Unsere Wanderung auf Abschnitt sechs des Waitukubuli Trail ist wie die am Tag zuvor anstrengend: die feuchte Erde gefährlich rutschig, die Wege teils zugewachsen, verschüttet, auf jeden Fall kaum abgesichert. Der Waitukubuli Trail ist eine Herausforderung. Eine lohnende: Einsamkeit, überdachter Regenwald, Farne in allen Grünfarben, Orchideen, Ananas- und Kokosnussplantagen und immer wieder der Blick auf den Atlantik oder in tiefe Schluchten.

„Seit ich mich erinnern kann, wurde der Sisserou, der Nationalvogel der Insel, gejagt. Heute ist das verboten“, sagt Marcel auf der Rückfahrt aus Kalinago-Land. „Der Papagei ist am Aussterben, aber wir haben immer noch die meisten Vogelarten der Karibik, 162 verschiedene Arten“, behauptet er. „Trinidad und Tobago hat 400 Arten.“ – „Kann sein, aber dort gibt es auch viel Kriminalität.“

In der Abgeschiedenheit der Insel Dominica überlebten einzigartige Arten wie der Nationalvogel, die Kaiseramazone, hier Sisserou genannt. Er ziert die Flagge der einstigen britischen Kronkolonie. Oder der Jacko. Beide Vögel zählen zu den Amazonenpapageien, das Gefieder ist grün, andersfarbig sind Kopf, Flügel und Schwanz. Trotz des absoluten Schutzes beider Vögel durch Gesetz, Behörden und Naturschützer aus aller Welt sind die Überlebenschancen gering. Vom Nationalvogel leben kaum mehr als 600 Exemplare.

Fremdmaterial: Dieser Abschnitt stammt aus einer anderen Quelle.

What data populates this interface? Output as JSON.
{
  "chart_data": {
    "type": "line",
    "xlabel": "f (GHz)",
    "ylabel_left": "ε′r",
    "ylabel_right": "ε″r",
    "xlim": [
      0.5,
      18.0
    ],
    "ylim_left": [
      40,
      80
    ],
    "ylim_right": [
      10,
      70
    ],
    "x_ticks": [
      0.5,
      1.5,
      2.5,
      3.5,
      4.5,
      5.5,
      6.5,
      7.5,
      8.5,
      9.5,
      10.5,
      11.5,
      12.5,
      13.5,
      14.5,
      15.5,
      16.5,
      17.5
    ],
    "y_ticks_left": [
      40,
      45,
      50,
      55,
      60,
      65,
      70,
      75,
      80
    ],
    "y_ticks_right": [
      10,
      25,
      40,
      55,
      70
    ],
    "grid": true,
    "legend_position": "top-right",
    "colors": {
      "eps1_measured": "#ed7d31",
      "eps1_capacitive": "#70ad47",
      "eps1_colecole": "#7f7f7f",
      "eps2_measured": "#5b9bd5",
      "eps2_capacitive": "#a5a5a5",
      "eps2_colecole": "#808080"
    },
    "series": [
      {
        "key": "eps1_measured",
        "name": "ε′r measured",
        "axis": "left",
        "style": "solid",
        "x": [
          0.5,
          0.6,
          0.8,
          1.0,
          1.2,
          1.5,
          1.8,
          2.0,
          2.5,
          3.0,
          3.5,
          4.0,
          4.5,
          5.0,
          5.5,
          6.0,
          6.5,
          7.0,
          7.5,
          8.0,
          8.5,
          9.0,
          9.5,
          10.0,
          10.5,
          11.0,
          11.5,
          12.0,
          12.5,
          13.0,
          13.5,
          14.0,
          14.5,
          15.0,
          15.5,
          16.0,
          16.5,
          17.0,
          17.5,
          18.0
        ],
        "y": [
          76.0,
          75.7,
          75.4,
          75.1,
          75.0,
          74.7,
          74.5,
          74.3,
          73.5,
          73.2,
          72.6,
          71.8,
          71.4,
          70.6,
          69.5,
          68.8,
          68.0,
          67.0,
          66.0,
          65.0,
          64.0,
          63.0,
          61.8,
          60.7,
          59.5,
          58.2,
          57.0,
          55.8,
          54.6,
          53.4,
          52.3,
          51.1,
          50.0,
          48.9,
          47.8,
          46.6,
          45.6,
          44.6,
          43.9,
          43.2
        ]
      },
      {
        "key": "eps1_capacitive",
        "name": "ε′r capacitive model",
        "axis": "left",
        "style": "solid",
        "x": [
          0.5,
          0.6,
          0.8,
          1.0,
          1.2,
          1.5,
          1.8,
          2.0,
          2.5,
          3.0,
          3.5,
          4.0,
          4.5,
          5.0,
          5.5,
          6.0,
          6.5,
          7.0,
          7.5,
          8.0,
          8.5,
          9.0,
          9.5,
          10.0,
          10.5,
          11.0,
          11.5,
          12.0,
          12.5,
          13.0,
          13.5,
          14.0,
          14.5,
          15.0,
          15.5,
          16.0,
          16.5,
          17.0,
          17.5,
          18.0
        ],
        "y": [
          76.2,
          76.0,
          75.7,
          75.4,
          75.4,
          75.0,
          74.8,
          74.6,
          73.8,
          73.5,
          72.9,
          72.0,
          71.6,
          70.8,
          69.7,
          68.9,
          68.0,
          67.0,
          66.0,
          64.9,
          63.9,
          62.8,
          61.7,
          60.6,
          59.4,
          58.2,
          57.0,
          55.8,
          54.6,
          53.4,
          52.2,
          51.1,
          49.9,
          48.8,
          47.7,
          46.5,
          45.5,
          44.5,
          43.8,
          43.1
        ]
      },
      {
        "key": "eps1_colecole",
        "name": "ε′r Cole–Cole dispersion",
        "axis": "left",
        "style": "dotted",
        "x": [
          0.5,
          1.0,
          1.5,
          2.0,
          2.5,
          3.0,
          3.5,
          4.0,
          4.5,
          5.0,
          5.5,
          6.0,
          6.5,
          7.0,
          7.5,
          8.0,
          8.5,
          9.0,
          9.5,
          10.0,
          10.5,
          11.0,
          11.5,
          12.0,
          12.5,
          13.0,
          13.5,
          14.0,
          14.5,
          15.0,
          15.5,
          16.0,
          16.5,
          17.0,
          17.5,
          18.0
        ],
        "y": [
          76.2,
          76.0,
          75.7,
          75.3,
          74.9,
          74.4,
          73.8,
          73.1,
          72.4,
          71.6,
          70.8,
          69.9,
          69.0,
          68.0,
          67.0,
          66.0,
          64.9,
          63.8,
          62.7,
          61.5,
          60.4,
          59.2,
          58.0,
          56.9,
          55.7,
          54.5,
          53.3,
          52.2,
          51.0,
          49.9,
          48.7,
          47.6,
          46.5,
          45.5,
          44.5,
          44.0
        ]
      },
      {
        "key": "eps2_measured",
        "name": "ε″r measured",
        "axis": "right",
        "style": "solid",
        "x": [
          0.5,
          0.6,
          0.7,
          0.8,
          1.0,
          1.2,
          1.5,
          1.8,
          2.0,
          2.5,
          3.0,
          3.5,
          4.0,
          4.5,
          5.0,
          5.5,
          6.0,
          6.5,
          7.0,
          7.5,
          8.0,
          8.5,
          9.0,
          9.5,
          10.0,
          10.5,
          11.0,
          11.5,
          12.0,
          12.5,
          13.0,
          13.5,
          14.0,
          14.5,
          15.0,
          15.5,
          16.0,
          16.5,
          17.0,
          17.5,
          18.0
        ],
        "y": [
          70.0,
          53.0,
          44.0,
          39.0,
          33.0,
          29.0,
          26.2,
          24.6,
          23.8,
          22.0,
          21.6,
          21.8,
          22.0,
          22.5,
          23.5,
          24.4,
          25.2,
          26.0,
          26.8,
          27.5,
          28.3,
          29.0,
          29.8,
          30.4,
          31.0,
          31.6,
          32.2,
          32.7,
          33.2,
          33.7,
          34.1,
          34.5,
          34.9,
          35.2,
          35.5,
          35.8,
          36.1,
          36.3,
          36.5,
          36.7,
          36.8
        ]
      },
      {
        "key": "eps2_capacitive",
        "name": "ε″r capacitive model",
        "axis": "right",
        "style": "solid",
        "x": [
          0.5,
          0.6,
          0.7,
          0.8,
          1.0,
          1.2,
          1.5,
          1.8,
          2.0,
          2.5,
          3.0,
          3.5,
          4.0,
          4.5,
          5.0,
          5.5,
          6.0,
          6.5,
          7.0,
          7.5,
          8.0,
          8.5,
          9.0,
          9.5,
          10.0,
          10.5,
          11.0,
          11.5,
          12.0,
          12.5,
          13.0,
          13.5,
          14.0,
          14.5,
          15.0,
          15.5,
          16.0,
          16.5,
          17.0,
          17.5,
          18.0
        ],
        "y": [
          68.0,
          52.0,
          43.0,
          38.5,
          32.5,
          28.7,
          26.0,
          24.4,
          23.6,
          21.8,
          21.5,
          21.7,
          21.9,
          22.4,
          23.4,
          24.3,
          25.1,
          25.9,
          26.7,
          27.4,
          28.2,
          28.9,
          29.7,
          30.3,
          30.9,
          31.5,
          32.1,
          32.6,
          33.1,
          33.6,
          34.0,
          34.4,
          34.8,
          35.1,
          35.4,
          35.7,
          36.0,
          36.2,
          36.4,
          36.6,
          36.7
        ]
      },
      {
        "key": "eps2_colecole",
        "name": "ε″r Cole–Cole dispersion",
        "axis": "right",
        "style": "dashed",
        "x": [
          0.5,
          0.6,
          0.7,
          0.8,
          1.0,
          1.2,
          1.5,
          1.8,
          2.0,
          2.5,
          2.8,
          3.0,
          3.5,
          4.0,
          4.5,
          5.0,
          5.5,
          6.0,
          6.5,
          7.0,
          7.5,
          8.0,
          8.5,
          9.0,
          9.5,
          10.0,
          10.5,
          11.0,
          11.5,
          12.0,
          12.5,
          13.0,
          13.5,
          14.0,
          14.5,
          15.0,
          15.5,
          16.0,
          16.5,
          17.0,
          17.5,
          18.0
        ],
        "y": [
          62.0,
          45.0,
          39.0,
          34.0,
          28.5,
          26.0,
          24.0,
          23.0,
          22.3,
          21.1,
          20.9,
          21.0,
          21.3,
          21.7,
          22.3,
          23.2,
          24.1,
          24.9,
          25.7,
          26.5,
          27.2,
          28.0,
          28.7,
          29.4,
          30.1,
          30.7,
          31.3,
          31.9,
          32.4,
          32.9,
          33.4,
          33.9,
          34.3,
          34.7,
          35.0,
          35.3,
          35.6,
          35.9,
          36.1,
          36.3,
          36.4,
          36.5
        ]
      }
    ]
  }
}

In Secret Bay, im Norden der Insel, treffen wir Bertrand Jno Baptiste. Der ehemalige Verwaltungsangestellte hat sein Leben dem Schutz des Sisserou gewidmet. In den Wipfeln des Nationalparks Morne Diablotin hat er die Vögel jahrelang beobachtet, gezählt und beschützt. Auf der Insel ist er als Dr. Birdy bekannt.

„Nach dem Hurrikan ‚David‘ waren die Kaiseramazonen fast ausgestorben, aber wir hatten Glück, jetzt leben hier an den Hängen des Diablotin wieder 300 Paare“, sagt Birdy. Er führt Besuchergruppen zur Vogelbeobachtung in den Wald. „Wir haben ein grünes, zu zwei Dritteln von Regenwald bedecktes Paradies, das sich fast völlig intakt in die Neuzeit retten konnte“, erzählt er. „Hierher kommen viele Alleinreisende, Naturliebhaber, Wanderer, aber sie sind eine unsichere Klientel: Ein Hurrikan, und sie bleiben weg. Und die Wege, die mühsam in die Berge geschlagen wurden, verkommen.“

„Wege entstehen, wenn man sie geht“, bestätigt Marcel. Er ist eigentlich Philosoph.